White Flower, 30 x 36" matted, Acrylic and Colored Pencil on Paper

This painting has taken several years to finish and to frame. It is large - for me - and its going up in my studio, at least for the time being. This week has been busy - I've been doing more snow shoveling than usual ... after our first winter storm this week. But I'm also working on a larger landscape painting, and a small - but more precise oil painting of an architectural subject. I'll be posting those soon!

Monday, December 3, 2007

Backward Glance at Summer


Lily and Pads, 5x7" Oil on Canvas

Now with our first winter storm (ice, snow, rain - all in 1 event) I'm posting a summery kind of image! This is actually from a photograph I took a few years ago - the colors were very intense - in parts - and very sun washed in others. It made for a dramatic spread of colors.

Also, this weekend, while the weather was going on outside - I refurbished my website. Drop by and take a look! http://HelenCRead.com There are a lot of different areas to go in order to browse the whole thing - enjoy the visit ... a sort of virtual open studio!


Saturday, December 1, 2007

Tagged!

Well, I've been tagged by Karen Appleton, whose work I watch and admire for so many reasons... and while I'm waiting for paint to dry, let's have some fun on this cold, snowy 1st day of December!

When tagged, a blogger is supposed to list and link that person who has tagged you, tag 5 more new people, and mention 5 things about yourself. So ~ here we go!
I mentioned Karen Appleton above. Though she is a Chicago area artist, I have not met her... but I really enjoy her work. I hope you'll follow the link to her site and look at what she's doing! I'm especially inspired by her sense of color and how to capture that.

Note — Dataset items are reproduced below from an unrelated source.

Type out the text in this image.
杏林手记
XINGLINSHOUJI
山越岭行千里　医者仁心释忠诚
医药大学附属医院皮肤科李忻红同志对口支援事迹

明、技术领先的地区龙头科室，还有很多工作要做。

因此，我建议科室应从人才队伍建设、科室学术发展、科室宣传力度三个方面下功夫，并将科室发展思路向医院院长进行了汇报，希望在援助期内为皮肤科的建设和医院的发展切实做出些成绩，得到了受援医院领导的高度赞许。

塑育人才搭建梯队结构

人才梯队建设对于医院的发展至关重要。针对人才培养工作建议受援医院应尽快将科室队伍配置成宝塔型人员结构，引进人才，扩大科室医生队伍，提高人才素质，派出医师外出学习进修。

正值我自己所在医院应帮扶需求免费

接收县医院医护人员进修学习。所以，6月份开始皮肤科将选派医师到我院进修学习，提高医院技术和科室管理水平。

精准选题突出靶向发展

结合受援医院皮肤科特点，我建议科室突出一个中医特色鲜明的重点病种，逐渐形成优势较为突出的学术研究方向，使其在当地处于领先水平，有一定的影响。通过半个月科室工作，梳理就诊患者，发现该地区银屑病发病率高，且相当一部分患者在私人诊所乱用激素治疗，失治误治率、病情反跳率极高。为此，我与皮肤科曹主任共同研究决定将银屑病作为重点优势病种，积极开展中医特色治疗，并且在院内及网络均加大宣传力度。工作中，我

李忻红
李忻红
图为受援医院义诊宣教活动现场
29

5 new people I am tagging:
1. Brenda York. Brenda's work is fun and quirky and full of color.
2. Debra Sepos. Debra has some beautiful still lifes which are done with a sensitive touch!
3. Mick McGinty. I love the variety of work that Mick produces ... and it is all so skillfully done!
4. Miss Sandy at Quill Cottage. Sandy's blog is one that when I visit, I feel as if I've just been to a quiet little bed and breakfast out in the country - away from the daily craziness of life!
5. Karen Mathison Schmidt. At Karen's blog, I'm inspired by her wonderful expressive work and inspirational words.

OK, 5 things about me:
1. My family is growing up ... and I'm going to become a mother-in-law in the coming year! Yikes... how did that happen?
2. My faith becomes more important to me, the older I get and the more I realize I don't know! Its good to know Someone who does know all that I don't... and who knows my heart.
3. I grew up in a rural part of Texas - that is no longer all that rural. We lived on a ranch, which was a camp for kids in the summer - and our home in the winter. So much of who I am came from those formative years between the ages of about 7 and 15 ... being connected to the land and to nature, raising and riding horses, and relationships with people who remain very dear to me, though are now quite distant.
4. I've now lived in Illinois a little longer than I have in Texas - but still consider myself a Texan. (I think I always will)
5. Art has always been a language of importance in my life. Many people do not understand the compelling call of a creative spirit, but I am learning that it is an integral part of what makes me who I am!